The fifth goal focuses on expanding research and external collaborations, which aligns with the third pillar of the DEIA committee. AACP recently became a partner organization collaborating on a demonstration project that looks at health disparities made by dubious policies. The project, “Eliminating Generational Racial Health Disparities,” funded by the U.S. Department of Health and Human Services through its Office of Minority Health, intends to identify and evaluate policies that may perpetuate health disparities through structural racism. Dr. Richard Braylock, principal and COO of BHK Consulting, a unity, equity and justice consulting firm, will serve as projector director. AACP will examine policies that create barriers to supplying a capable pharmacy workforce ready to address the unmet needs of communities where health disparities prevail; policies surrounding federal student financial aid; the lack of scholarship and loan repayment programs; and the content of pharmacy curriculum and continuing professional development programs.

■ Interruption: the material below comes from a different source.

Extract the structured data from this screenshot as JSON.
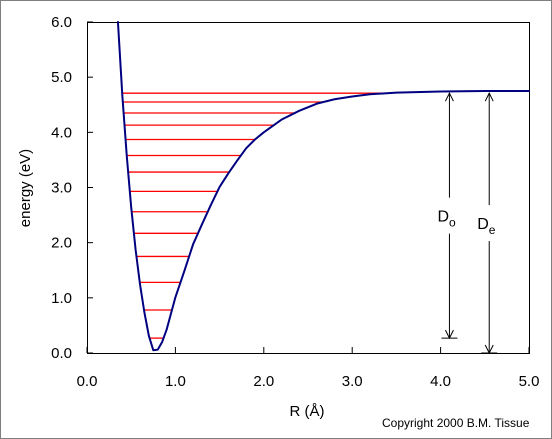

“This is a big step in the right direction. I mean just to have the Office of Minority Health put this out there and for AACP to be part of this conversation and do some of the work, it’s huge,” Moore said. “We are positioning ourselves to find funding to take on more of these projects and we are going to need our member institutions, we are going to need our advisory panel. This is exactly what we need to be doing not only to move our own DEIA efforts forward but to achieve health equity and dispel health disparities.”
A Collaborative Effort
On the staff side, AACP has joined CEO Action for Diversity & Inclusion, a CEO-driven initiative to advance DEIA efforts in the workplace. The group has served as a resource, giving AACP many topics, tools and workshops, such as a model for an April Day of Understanding, which AACP led with its staff. The day started with a series of kickoff discussions surrounding unconscious bias. Then staff broke off into smaller groups, giving individuals a more intimate space to share stories. “The real goal of that day, as its name states, was to think about how we understand DEIA-related concepts and how does that help us to better understand others who may be different than we are? That’s what diversity is all about,” Moore said. “The day was rich in terms of conversation, staff was engaged and now we can recommend this day to members as something they may want to do at their own institutions.”